Theresa May said last month: “The White Paper proposals would bring less local involvement.

“They would reduce local democracy, remove the opportunity for local people to comment on specific developments, and remove the ability of local authorities to set development policies locally.

“I think the White Paper proposals would also lead to fewer affordable homes, because they hand developers a get-out clause.



Ex-PM Theresa May is among the critics
Ex-PM Theresa May is among the critics

“We need more homes to be built. We need the right homes to be built in the right places. I fear that, unless the Government look again at the White Paper proposals, what we will see is not more homes, but, potentially, the wrong homes being built in the wrong places.”

Tory MP William Wragg insisted sceptics were not “Bananas, that is to say ‘build absolutely nothing anywhere near anybody’”.

Labour also say the reforms do “nothing” to tackle land-banking by developers, who buy up plots without actually building on them.

Why has this hit a Tory nerve?

Lib Dems capitalised on Tory worries about the plan in last week’s by-election in Chesham and Amersham – which has open fields near a Tube station nestled in the Chilterns.

They issued leaflets quoting Theresa May, who said the reforms will mean the “wrong homes being built in the wrong places”.

The plans have particularly struck a nerve with southern heartland Conservatives whose voters are wary of rural development.

Defeated Tory candidate Peter Fleet grumbled on Twitter : “The Lib Dems repeatedly claimed that changes would give greedy developers “a free hand to build whatever they want” across the Chilterns.

“It did not help our cause that prominent Conservatives were quoted front and centre of the LibDem leaflets which advanced this pernicious charge!

“As a party we need to do better at conducting our policy debates in private.”

Do Tory donors have anything to do with it?

A furious row erupted after Labour claimed the plans could have something to do with the vast sums which property developers give to the Tory party.

Shadow Housing Secretary Steve Reed accused ministers of “selling out” communities in order to “pay back” Conservative Party donors from the housing sector.

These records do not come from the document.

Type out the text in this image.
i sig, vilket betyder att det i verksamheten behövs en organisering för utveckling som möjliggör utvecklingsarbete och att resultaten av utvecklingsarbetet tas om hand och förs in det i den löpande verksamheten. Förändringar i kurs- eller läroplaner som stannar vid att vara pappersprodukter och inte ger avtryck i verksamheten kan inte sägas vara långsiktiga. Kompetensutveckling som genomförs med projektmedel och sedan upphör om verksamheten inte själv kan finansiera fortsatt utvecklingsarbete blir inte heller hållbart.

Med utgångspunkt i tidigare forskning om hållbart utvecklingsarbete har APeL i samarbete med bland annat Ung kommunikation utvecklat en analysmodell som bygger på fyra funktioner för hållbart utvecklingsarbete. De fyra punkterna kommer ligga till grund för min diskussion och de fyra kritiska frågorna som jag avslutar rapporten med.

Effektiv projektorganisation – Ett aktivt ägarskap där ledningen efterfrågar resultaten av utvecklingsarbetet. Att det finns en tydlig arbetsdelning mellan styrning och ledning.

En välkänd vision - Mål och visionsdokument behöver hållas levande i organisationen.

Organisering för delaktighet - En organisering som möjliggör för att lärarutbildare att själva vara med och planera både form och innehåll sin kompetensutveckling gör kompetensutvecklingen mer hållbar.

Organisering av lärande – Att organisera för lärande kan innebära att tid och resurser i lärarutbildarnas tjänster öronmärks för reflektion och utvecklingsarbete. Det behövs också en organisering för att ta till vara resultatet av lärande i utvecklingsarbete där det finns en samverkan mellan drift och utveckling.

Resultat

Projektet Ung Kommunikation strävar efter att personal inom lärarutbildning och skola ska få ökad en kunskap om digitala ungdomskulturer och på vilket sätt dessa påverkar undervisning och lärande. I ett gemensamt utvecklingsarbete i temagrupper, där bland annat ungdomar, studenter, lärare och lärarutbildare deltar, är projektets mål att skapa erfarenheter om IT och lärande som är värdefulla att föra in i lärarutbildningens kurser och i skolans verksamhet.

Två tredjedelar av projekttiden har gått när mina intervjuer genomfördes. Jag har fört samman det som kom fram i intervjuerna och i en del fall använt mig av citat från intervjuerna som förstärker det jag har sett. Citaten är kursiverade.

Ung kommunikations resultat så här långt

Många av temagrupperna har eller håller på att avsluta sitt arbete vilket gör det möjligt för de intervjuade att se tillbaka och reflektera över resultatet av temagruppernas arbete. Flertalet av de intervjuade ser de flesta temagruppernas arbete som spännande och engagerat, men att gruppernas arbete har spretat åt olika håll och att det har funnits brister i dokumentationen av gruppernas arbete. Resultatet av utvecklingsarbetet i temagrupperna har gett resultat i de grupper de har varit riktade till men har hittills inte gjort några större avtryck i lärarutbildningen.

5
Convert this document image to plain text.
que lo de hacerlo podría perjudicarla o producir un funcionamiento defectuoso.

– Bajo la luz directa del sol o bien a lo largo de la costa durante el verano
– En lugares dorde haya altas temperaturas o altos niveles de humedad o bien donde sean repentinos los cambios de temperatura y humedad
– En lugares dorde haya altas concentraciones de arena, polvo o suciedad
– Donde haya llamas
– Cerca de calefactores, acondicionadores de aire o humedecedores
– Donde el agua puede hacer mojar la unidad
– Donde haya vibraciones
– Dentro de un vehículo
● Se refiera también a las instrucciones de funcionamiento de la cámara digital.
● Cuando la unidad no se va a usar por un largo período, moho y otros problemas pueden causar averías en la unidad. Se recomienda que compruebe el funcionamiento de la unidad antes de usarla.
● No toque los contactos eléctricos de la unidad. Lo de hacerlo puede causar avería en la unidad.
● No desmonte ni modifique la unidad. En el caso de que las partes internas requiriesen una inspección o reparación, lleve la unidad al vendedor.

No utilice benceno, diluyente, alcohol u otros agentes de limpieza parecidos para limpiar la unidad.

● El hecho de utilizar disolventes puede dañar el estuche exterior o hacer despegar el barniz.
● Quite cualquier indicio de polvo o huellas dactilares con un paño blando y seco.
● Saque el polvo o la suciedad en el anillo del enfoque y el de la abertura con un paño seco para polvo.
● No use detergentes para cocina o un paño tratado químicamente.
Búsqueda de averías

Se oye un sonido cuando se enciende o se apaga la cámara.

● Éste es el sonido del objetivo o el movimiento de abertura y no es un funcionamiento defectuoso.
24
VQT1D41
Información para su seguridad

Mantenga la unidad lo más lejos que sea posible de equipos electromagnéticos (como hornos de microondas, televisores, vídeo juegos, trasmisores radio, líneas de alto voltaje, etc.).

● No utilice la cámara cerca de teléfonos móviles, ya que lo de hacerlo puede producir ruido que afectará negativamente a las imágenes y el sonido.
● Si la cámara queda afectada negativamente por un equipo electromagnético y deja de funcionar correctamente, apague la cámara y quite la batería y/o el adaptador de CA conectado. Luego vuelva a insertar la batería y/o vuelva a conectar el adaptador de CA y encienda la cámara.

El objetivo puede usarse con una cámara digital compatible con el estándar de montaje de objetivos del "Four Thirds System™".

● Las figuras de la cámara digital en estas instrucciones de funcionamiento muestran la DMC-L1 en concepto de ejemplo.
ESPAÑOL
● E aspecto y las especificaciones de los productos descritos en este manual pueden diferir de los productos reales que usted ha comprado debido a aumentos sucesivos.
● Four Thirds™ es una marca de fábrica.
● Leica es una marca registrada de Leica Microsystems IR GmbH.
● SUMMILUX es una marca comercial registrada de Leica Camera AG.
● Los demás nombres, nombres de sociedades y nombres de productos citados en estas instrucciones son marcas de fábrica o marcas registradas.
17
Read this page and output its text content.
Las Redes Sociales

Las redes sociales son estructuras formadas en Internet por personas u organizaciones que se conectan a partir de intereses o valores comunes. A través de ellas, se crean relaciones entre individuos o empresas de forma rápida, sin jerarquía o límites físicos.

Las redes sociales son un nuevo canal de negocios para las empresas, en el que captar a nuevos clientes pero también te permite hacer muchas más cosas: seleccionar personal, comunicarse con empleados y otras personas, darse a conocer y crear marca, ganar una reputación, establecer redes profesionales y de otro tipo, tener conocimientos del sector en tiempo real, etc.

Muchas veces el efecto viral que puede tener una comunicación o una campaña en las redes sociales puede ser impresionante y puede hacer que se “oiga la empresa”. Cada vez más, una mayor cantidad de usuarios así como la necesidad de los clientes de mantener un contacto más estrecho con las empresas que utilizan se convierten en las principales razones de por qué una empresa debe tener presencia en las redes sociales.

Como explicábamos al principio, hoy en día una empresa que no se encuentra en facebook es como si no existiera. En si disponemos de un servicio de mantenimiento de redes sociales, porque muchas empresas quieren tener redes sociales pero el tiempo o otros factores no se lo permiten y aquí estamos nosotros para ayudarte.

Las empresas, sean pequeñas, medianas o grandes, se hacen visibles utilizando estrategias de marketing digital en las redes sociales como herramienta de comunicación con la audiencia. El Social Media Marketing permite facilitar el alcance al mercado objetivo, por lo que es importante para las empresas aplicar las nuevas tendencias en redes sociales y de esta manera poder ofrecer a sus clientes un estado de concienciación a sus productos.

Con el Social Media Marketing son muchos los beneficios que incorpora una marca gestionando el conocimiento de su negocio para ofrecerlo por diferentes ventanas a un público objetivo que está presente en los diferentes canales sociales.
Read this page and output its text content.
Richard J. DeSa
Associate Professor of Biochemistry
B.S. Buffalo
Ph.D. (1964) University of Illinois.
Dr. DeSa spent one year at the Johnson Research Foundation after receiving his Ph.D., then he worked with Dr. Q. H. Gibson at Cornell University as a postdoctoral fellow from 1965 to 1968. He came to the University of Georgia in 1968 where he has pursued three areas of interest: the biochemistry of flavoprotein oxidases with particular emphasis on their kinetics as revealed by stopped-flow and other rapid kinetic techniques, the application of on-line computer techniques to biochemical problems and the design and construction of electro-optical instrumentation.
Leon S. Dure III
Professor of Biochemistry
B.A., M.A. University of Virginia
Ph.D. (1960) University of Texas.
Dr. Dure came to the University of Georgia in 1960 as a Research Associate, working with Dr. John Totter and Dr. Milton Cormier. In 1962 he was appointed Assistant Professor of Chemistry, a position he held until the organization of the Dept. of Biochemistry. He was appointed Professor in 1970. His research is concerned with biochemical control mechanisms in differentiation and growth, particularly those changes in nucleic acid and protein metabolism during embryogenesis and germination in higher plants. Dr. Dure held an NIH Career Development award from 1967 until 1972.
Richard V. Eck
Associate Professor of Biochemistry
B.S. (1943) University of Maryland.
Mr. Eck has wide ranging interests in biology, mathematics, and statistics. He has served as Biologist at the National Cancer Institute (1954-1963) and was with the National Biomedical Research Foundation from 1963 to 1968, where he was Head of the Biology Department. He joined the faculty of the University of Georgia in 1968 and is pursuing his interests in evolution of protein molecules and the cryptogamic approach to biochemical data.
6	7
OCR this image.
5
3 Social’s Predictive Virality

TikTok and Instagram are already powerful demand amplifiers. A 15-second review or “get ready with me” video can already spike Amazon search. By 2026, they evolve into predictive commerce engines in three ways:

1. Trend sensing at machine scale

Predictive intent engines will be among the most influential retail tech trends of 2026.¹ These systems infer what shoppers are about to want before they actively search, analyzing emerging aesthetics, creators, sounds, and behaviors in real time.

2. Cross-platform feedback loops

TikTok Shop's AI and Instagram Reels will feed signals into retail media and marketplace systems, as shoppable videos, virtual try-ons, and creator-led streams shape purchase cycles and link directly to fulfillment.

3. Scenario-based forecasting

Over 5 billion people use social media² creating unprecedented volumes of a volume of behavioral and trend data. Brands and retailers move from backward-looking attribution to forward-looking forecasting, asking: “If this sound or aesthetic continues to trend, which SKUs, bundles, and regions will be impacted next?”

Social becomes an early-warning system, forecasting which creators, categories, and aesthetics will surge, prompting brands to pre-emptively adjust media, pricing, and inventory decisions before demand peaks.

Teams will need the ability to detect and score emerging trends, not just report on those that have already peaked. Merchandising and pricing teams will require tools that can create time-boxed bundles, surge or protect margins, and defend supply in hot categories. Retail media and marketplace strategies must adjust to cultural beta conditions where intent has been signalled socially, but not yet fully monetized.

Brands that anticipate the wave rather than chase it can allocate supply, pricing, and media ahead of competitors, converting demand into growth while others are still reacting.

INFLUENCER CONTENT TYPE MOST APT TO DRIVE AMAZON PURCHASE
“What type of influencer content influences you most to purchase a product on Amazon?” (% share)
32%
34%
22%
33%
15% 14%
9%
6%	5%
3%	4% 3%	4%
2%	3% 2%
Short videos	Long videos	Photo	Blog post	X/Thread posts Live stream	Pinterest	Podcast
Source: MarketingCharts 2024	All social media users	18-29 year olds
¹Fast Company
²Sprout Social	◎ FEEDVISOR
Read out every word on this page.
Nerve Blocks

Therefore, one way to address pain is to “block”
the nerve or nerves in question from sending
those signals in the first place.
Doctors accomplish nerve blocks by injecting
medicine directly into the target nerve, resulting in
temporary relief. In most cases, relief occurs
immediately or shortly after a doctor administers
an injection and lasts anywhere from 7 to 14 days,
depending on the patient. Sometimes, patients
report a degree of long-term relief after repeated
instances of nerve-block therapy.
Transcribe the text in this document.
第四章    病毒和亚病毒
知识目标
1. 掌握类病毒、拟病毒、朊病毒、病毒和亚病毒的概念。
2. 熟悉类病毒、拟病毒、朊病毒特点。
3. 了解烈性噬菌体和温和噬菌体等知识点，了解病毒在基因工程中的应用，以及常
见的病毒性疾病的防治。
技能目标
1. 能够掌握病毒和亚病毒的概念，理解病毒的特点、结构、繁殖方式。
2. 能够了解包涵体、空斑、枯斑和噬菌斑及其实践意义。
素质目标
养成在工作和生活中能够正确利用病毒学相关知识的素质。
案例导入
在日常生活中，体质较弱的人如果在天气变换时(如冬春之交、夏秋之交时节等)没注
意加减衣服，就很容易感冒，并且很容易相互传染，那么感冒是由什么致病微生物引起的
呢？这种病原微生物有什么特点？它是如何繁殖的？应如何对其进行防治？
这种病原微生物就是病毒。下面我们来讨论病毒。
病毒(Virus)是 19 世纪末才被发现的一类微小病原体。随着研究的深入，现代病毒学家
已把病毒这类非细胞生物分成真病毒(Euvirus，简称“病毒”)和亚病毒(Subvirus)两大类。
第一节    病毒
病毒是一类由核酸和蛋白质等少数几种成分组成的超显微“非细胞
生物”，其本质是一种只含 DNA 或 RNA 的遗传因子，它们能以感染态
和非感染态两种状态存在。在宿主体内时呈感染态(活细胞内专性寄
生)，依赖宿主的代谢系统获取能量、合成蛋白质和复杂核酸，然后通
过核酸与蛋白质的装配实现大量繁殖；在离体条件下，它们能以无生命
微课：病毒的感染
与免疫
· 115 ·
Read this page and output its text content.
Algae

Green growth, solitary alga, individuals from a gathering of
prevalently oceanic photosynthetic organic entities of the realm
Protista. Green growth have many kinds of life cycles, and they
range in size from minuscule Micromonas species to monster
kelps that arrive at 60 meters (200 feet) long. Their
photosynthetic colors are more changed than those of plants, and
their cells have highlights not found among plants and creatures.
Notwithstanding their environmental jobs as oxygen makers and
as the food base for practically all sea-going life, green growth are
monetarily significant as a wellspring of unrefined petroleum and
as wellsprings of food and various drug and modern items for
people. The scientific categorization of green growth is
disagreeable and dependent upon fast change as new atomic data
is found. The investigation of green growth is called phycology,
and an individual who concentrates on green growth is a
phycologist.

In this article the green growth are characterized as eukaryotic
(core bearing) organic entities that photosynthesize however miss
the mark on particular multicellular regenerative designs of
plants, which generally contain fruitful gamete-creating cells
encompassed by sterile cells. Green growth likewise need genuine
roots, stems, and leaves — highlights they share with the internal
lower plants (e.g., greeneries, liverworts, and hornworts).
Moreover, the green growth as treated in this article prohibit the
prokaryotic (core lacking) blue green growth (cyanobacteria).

He said: “It’s fair to say the Conservatives’ planning reforms are not popular with voters – and that’s not because voters are Nimbys (not in my back yard) as ministers rather offensively like to brand them – but because residents rightly want and deserve a say over how their own neighbourhoods are developed.”

Labour MP Charlotte Nicholls said: “We can see the threat to our green and pleasant land from these greedy present plans.

“I suspect the government would like to drop these proposals but this is difficult when they’ve been bought.”

In a bizarre rant denying the plans, Housing Minister Christopher Pincher accused Mr Reed of being like a “latter day witchfinder general”.

He told MPs: “He conceives of himself to be some sort of latter day witchfinder general, chief of the inquisition, constantly in search of some heresy under every stone, finding plots and conspiracy under every brick.”

Mr Pincher added: “In just a few minutes he has gone from acting like Thomas de Torquemada to being like David Icke.

“How long will it be before he runs off and jumps into his turquoise tracksuit and starts telling everybody the world is run by lizards and he is the godhead?”